As I sat there avoiding my homework, two students sat at the table across from me and they appeared to be having an interview. I quickly learned that the older of the two was asking the freshman about his experience and learning about what skills he had to offer for the position. The conversation that followed left me both in awe and feeling entirely unprepared once again to hold my own among college students.
The young freshman shared his fluency in numerous coding languages and about the half-a-dozen organizations he participated in at Harvard though he had only been a student for a few weeks. Meanwhile, I sat a short-way off still avoiding my homework as I was blown away by the credentials of a student who was probably seven years younger than me and a fellow freshman.
The experience that I had in the library was not unique but had happened many times throughout my first year at Harvard. Even before coming to campus I was worried about how I would be able to go to class with some of the brightest minds in the world. Not only had I been out of school for so long but I had forgotten most of the information I learned in high school. How was I going to be able to speak up in class or debate with other students when I was so far behind?
As I have met many student veterans, I have realized that I am not alone in feeling like a fraud who is waiting to be exposed in class or while speaking with other students. I had been out of the classroom for almost 7 years and everything I had learned in high school seemed like a lifetime ago. During my time in the military I had traded my understanding of algebra and chemistry for uniform regulations and operational procedures.
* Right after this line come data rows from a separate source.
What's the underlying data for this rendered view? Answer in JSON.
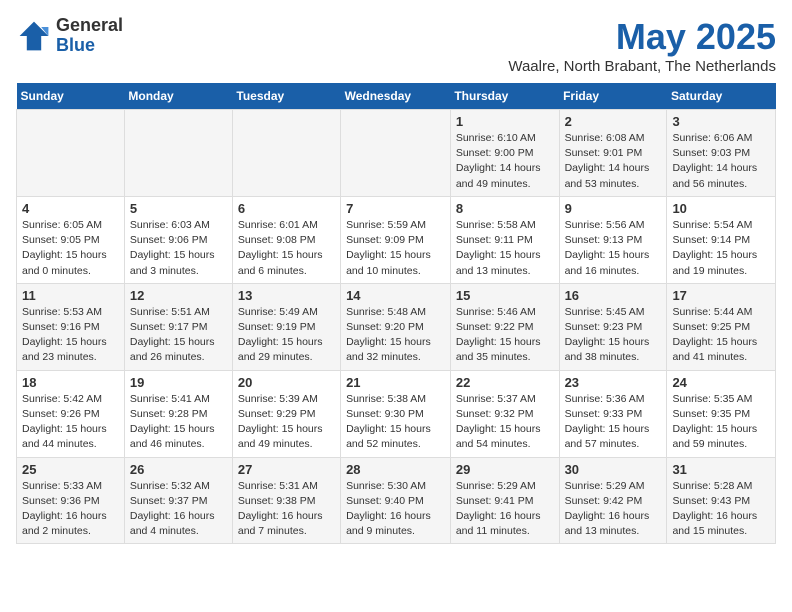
{
  "logo": {
    "general": "General",
    "blue": "Blue"
  },
  "title": "May 2025",
  "location": "Waalre, North Brabant, The Netherlands",
  "days_header": [
    "Sunday",
    "Monday",
    "Tuesday",
    "Wednesday",
    "Thursday",
    "Friday",
    "Saturday"
  ],
  "weeks": [
    [
      {
        "day": "",
        "info": ""
      },
      {
        "day": "",
        "info": ""
      },
      {
        "day": "",
        "info": ""
      },
      {
        "day": "",
        "info": ""
      },
      {
        "day": "1",
        "info": "Sunrise: 6:10 AM\nSunset: 9:00 PM\nDaylight: 14 hours\nand 49 minutes."
      },
      {
        "day": "2",
        "info": "Sunrise: 6:08 AM\nSunset: 9:01 PM\nDaylight: 14 hours\nand 53 minutes."
      },
      {
        "day": "3",
        "info": "Sunrise: 6:06 AM\nSunset: 9:03 PM\nDaylight: 14 hours\nand 56 minutes."
      }
    ],
    [
      {
        "day": "4",
        "info": "Sunrise: 6:05 AM\nSunset: 9:05 PM\nDaylight: 15 hours\nand 0 minutes."
      },
      {
        "day": "5",
        "info": "Sunrise: 6:03 AM\nSunset: 9:06 PM\nDaylight: 15 hours\nand 3 minutes."
      },
      {
        "day": "6",
        "info": "Sunrise: 6:01 AM\nSunset: 9:08 PM\nDaylight: 15 hours\nand 6 minutes."
      },
      {
        "day": "7",
        "info": "Sunrise: 5:59 AM\nSunset: 9:09 PM\nDaylight: 15 hours\nand 10 minutes."
      },
      {
        "day": "8",
        "info": "Sunrise: 5:58 AM\nSunset: 9:11 PM\nDaylight: 15 hours\nand 13 minutes."
      },
      {
        "day": "9",
        "info": "Sunrise: 5:56 AM\nSunset: 9:13 PM\nDaylight: 15 hours\nand 16 minutes."
      },
      {
        "day": "10",
        "info": "Sunrise: 5:54 AM\nSunset: 9:14 PM\nDaylight: 15 hours\nand 19 minutes."
      }
    ],
    [
      {
        "day": "11",
        "info": "Sunrise: 5:53 AM\nSunset: 9:16 PM\nDaylight: 15 hours\nand 23 minutes."
      },
      {
        "day": "12",
        "info": "Sunrise: 5:51 AM\nSunset: 9:17 PM\nDaylight: 15 hours\nand 26 minutes."
      },
      {
        "day": "13",
        "info": "Sunrise: 5:49 AM\nSunset: 9:19 PM\nDaylight: 15 hours\nand 29 minutes."
      },
      {
        "day": "14",
        "info": "Sunrise: 5:48 AM\nSunset: 9:20 PM\nDaylight: 15 hours\nand 32 minutes."
      },
      {
        "day": "15",
        "info": "Sunrise: 5:46 AM\nSunset: 9:22 PM\nDaylight: 15 hours\nand 35 minutes."
      },
      {
        "day": "16",
        "info": "Sunrise: 5:45 AM\nSunset: 9:23 PM\nDaylight: 15 hours\nand 38 minutes."
      },
      {
        "day": "17",
        "info": "Sunrise: 5:44 AM\nSunset: 9:25 PM\nDaylight: 15 hours\nand 41 minutes."
      }
    ],
    [
      {
        "day": "18",
        "info": "Sunrise: 5:42 AM\nSunset: 9:26 PM\nDaylight: 15 hours\nand 44 minutes."
      },
      {
        "day": "19",
        "info": "Sunrise: 5:41 AM\nSunset: 9:28 PM\nDaylight: 15 hours\nand 46 minutes."
      },
      {
        "day": "20",
        "info": "Sunrise: 5:39 AM\nSunset: 9:29 PM\nDaylight: 15 hours\nand 49 minutes."
      },
      {
        "day": "21",
        "info": "Sunrise: 5:38 AM\nSunset: 9:30 PM\nDaylight: 15 hours\nand 52 minutes."
      },
      {
        "day": "22",
        "info": "Sunrise: 5:37 AM\nSunset: 9:32 PM\nDaylight: 15 hours\nand 54 minutes."
      },
      {
        "day": "23",
        "info": "Sunrise: 5:36 AM\nSunset: 9:33 PM\nDaylight: 15 hours\nand 57 minutes."
      },
      {
        "day": "24",
        "info": "Sunrise: 5:35 AM\nSunset: 9:35 PM\nDaylight: 15 hours\nand 59 minutes."
      }
    ],
    [
      {
        "day": "25",
        "info": "Sunrise: 5:33 AM\nSunset: 9:36 PM\nDaylight: 16 hours\nand 2 minutes."
      },
      {
        "day": "26",
        "info": "Sunrise: 5:32 AM\nSunset: 9:37 PM\nDaylight: 16 hours\nand 4 minutes."
      },
      {
        "day": "27",
        "info": "Sunrise: 5:31 AM\nSunset: 9:38 PM\nDaylight: 16 hours\nand 7 minutes."
      },
      {
        "day": "28",
        "info": "Sunrise: 5:30 AM\nSunset: 9:40 PM\nDaylight: 16 hours\nand 9 minutes."
      },
      {
        "day": "29",
        "info": "Sunrise: 5:29 AM\nSunset: 9:41 PM\nDaylight: 16 hours\nand 11 minutes."
      },
      {
        "day": "30",
        "info": "Sunrise: 5:29 AM\nSunset: 9:42 PM\nDaylight: 16 hours\nand 13 minutes."
      },
      {
        "day": "31",
        "info": "Sunrise: 5:28 AM\nSunset: 9:43 PM\nDaylight: 16 hours\nand 15 minutes."
      }
    ]
  ]
}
I had always wanted to get back into school but even as I started the college admissions process I quickly realized just how much I had forgotten. I would stare at a blank word document trying to summon some level of creativity to write an application essay that was free of military jargon and the choppy writing style that was commonplace in the small amount of paperwork I had to complete for the Marines.
But just like that moment in the library, as I overheard that interview, something clicked. I am the dumbest one in the room. That is not self-defamation or belittling for me to say that. In fact, I want to embrace how much I do not know. I was constantly reminded in the Marines that I did not have all the answers but that I had to either search for the information that I needed or ask the people around me for help. That is a skill that many seventeen- and eighteen-year olds lack and that veterans have learned from a career filled with many ups and downs. I cannot know everything, and I cannot expect to get better if I do not first realize that I have shortcomings that I need to work on. Student veterans have experienced trials and challenges that have forced them to lean on the people around them for support. There is real power in realizing that you cannot face every challenge on your own. As I transitioned to Harvard, I wanted to make sure that I continued to be honest in those areas in which I needed to work and ask the people around me for help.
But truthfully, I was not the dumbest person in the room at all. Every student has that same feeling when they join in their first debate or a discussion for which they feel unprepared. That is why it is such an incredible experience to return to the classroom after all the challenges that I have faced. I now realize that I cannot expect to improve if I don’t admit that I do not have all the answers. The challenges and hurdles that I faced in the Marine Corps have helped me grow and mature in so many ways and allowed me to return to college with a new perspective.